- Cover of The Dark Tower: The Drawing of the Three - Bitter Medicine #1 (Apr., 2016)

Publication information
- Publisher: Marvel Comics
- Schedule: "Monthly"
- Format: Limited series
- Publication date: Apr. - Aug., 2016
- No. of issues: 5

Creative team
- Created by: Stephen King
- Written by: Robin Furth (adaptation) Peter David (script)
- Artist(s): Jonathan Marks, Lee Loughridge, Nimit Malavia

= The Dark Tower: The Drawing of the Three - Bitter Medicine =

The Dark Tower: The Drawing of the Three - Bitter Medicine is a five-issue comic book limited series published by Marvel Comics. It is the fourteenth comic book miniseries based on Stephen King's The Dark Tower series of novels. It is plotted by Robin Furth, scripted by Peter David, and illustrated by Jonathan Marks and Lee Loughridge, with covers by Nimit Malavia. Stephen King is the Creative and Executive Director of the project. The first issue was published on April 20, 2016.
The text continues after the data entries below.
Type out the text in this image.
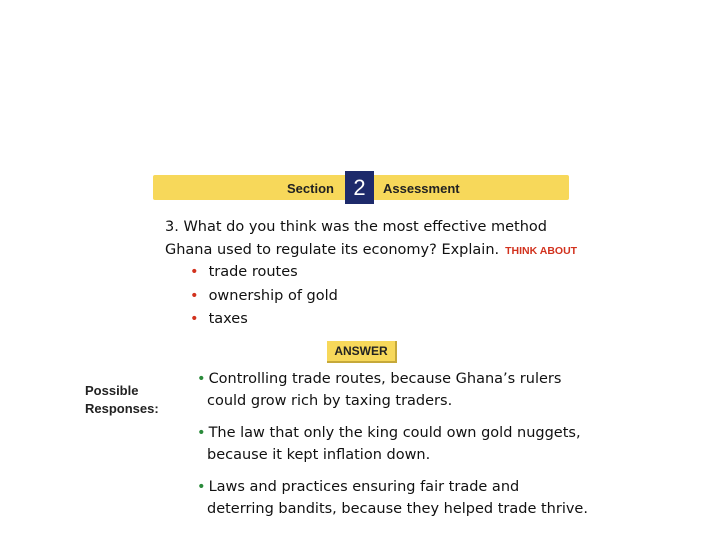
Section 2	Assessment
3. What do you think was the most effective method
Ghana used to regulate its economy? Explain. THINK ABOUT
• trade routes
• ownership of gold
• taxes
ANSWER
Possible
Responses:
• Controlling trade routes, because Ghana’s rulers
could grow rich by taxing traders.
• The law that only the king could own gold nuggets,
because it kept inflation down.
• Laws and practices ensuring fair trade and
deterring bandits, because they helped trade thrive.
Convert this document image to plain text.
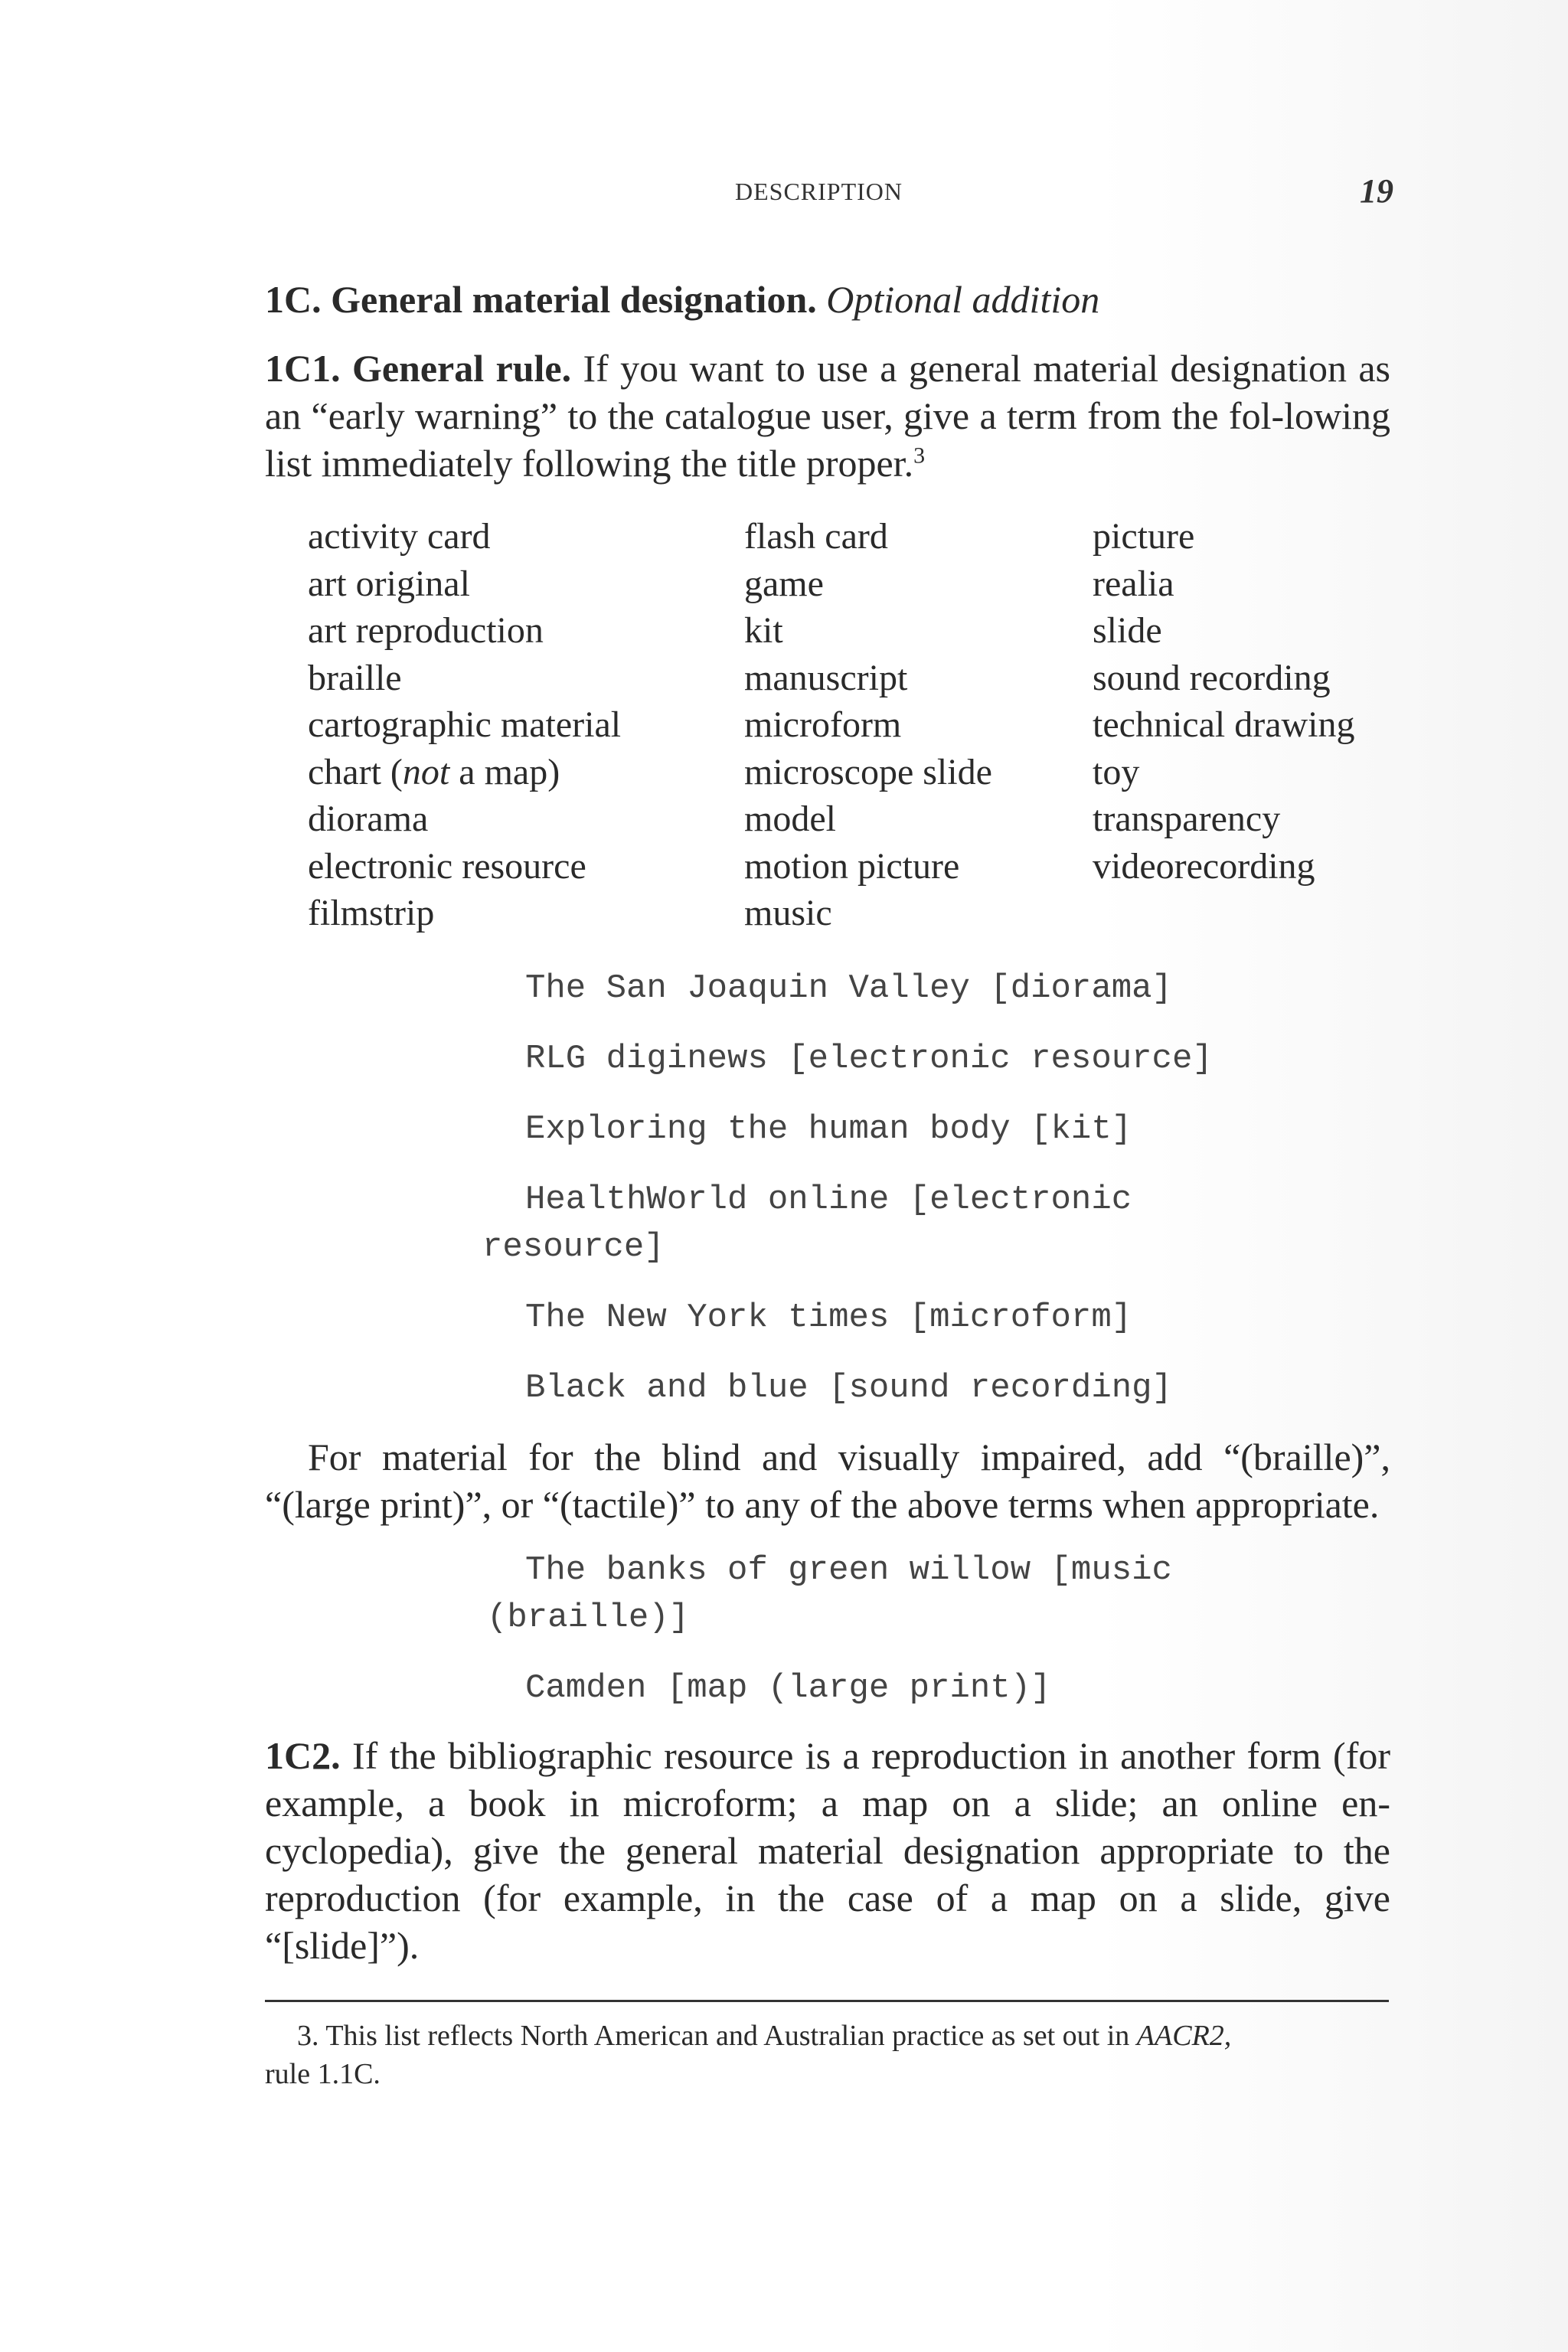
DESCRIPTION	19
1C. General material designation. Optional addition
1C1. General rule. If you want to use a general material designation as an “early warning” to the catalogue user, give a term from the fol-lowing list immediately following the title proper.$^3$
activity card
art original
art reproduction
braille
cartographic material
chart (not a map)
diorama
electronic resource
filmstrip
flash card
game
kit
manuscript
microform
microscope slide
model
motion picture
music
picture
realia
slide
sound recording
technical drawing
toy
transparency
videorecording
The San Joaquin Valley [diorama]
RLG diginews [electronic resource]
Exploring the human body [kit]
HealthWorld online [electronic
resource]
The New York times [microform]
Black and blue [sound recording]
For material for the blind and visually impaired, add “(braille)”, “(large print)”, or “(tactile)” to any of the above terms when appropriate.
The banks of green willow [music
(braille)]
Camden [map (large print)]
1C2. If the bibliographic resource is a reproduction in another form (for example, a book in microform; a map on a slide; an online en-cyclopedia), give the general material designation appropriate to the reproduction (for example, in the case of a map on a slide, give “[slide]”).
3. This list reflects North American and Australian practice as set out in AACR2,
rule 1.1C.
| Preceded by | Followed by |
|---|---|
| The Dark Tower: The Drawing of the Three - Lady of Shadows | The Dark Tower: The Drawing of the Three - The Sailor |

==Publication dates==
- Issue #1: April 20, 2016
- Issue #2: May 11, 2016
- Issue #3: June 8, 2016
- Issue #4: July 13, 2016
- Issue #5: August 31, 2016

==Collected editions==
The entire five-issue run of Bitter Medicine was collected into a paperback edition, released by Marvel on October 18, 2016 (ISBN 0785192808).